Im anschließenden Q&A mit Matsue und Maeno gab der Regisseur bereitwillig Auskunft über Hintergründe und Entstehung des Films und meinte, er habe sich im Grunde beim Dreh wie eine Art Zuschauer gefühlt, der sich im Vertrauen auf alle Beteiligten dem Geschehen eher ausgeliefert als dieses kontrolliert, es quasi „live“ verfolgt habe, in der Hoffnung, dass alles gut gehen werde. Zudem sei der Titel auch in dem Sinne zu verstehen, dass der eigentliche Film erst bei der Betrachtung, quasi „live“ im Kopf des Zuschauers entstehe. Live konnte man sich auch nach dem Film ein weiteres Mal von den musikalischen Qualitäten Kenta Maenos überzeugen, der ein kurzes aber intensives Konzert gab, nachdem er vorher im Q&A eher durch Stoizismus und ironisches Understatement geglänzt hatte.
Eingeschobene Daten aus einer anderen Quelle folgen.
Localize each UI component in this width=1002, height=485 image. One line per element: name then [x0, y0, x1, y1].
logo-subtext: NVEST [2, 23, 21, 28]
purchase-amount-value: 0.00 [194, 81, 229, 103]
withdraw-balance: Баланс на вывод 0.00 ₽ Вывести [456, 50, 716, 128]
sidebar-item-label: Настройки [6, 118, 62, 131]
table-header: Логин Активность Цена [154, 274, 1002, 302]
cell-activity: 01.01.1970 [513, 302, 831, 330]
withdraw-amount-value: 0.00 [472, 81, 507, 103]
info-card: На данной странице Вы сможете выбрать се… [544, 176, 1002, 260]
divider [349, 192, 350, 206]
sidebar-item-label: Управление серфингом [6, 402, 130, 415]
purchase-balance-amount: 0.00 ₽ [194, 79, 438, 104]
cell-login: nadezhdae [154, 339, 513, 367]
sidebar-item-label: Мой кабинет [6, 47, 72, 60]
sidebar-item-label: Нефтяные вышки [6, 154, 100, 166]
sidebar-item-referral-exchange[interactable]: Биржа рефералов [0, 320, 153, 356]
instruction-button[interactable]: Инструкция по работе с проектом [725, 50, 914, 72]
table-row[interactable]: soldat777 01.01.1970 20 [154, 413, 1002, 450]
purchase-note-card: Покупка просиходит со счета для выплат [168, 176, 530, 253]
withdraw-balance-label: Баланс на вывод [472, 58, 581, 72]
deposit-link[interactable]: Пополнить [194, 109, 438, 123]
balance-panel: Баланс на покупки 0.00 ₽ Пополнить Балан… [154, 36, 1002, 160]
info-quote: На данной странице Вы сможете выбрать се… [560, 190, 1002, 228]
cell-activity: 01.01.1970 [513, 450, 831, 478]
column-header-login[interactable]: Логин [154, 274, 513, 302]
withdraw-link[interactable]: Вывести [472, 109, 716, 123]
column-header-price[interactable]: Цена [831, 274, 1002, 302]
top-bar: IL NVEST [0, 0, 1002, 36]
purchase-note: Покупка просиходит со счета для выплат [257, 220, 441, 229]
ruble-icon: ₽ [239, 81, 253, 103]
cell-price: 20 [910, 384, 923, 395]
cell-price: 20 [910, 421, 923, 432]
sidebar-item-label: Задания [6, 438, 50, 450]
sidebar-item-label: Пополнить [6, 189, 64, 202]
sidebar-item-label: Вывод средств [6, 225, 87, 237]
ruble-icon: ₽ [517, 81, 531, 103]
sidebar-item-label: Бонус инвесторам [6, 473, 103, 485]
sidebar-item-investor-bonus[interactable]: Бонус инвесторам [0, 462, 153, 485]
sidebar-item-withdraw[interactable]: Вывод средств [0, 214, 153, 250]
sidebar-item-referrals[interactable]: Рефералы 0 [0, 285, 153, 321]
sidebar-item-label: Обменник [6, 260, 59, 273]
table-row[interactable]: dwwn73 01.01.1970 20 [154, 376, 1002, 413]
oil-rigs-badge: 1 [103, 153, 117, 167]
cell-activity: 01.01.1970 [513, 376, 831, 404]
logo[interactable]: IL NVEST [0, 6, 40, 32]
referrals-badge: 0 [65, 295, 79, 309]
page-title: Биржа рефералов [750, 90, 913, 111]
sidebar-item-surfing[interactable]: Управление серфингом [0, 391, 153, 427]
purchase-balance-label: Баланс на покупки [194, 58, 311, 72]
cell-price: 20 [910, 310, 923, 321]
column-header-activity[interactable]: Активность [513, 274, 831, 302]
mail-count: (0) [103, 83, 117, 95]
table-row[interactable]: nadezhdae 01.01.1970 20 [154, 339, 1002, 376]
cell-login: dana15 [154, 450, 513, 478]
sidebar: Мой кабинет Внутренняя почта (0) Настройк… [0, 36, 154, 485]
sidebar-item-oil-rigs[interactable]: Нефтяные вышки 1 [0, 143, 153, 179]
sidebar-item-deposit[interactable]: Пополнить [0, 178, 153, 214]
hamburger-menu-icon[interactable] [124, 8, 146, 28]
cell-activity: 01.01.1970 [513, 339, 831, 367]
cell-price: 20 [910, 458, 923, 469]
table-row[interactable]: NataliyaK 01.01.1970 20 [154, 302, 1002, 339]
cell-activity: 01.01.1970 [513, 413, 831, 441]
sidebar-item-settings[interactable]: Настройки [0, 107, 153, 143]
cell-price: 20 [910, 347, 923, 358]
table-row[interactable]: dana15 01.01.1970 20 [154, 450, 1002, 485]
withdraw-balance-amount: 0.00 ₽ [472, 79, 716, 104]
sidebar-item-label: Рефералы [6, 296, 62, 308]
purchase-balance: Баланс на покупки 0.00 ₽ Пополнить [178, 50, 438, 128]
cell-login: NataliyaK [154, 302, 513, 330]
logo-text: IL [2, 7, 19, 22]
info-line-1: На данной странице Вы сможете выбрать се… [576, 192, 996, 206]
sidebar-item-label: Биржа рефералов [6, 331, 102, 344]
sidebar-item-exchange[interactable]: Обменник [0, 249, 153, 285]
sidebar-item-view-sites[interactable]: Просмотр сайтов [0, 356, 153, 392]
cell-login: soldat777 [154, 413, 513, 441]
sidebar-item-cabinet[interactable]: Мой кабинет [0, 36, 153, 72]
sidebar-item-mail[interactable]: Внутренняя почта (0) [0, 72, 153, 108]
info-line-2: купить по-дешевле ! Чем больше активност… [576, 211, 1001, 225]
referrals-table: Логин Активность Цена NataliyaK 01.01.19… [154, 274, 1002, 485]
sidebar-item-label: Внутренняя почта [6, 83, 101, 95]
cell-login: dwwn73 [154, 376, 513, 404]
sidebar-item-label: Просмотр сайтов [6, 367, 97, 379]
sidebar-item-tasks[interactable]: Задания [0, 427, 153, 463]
Am Ende dann noch die Bitte, man möge doch im Anschluss eine seiner CDs kaufen, da er nicht wisse, wie lange er wegen des aktuellen Flugverbots noch hier in Deutschland ausharren müsse und er den unfreiwilligen Aufenthalt irgendwie ja finanzieren müsse. Sprach's, gab auf Wunsch des Publikums nochmals "Weather Forecast" zum Besten, wanderte dabei durch die Stuhlreihen - und verschwand.


Christian Moises


„Live Tape“
Japan 2009. Regie: Tetsuaki Matsue, Musik: Kenta Maeno.
Darsteller: Kenta Maeno, The David Bowies, Tsugumi Nagasawai.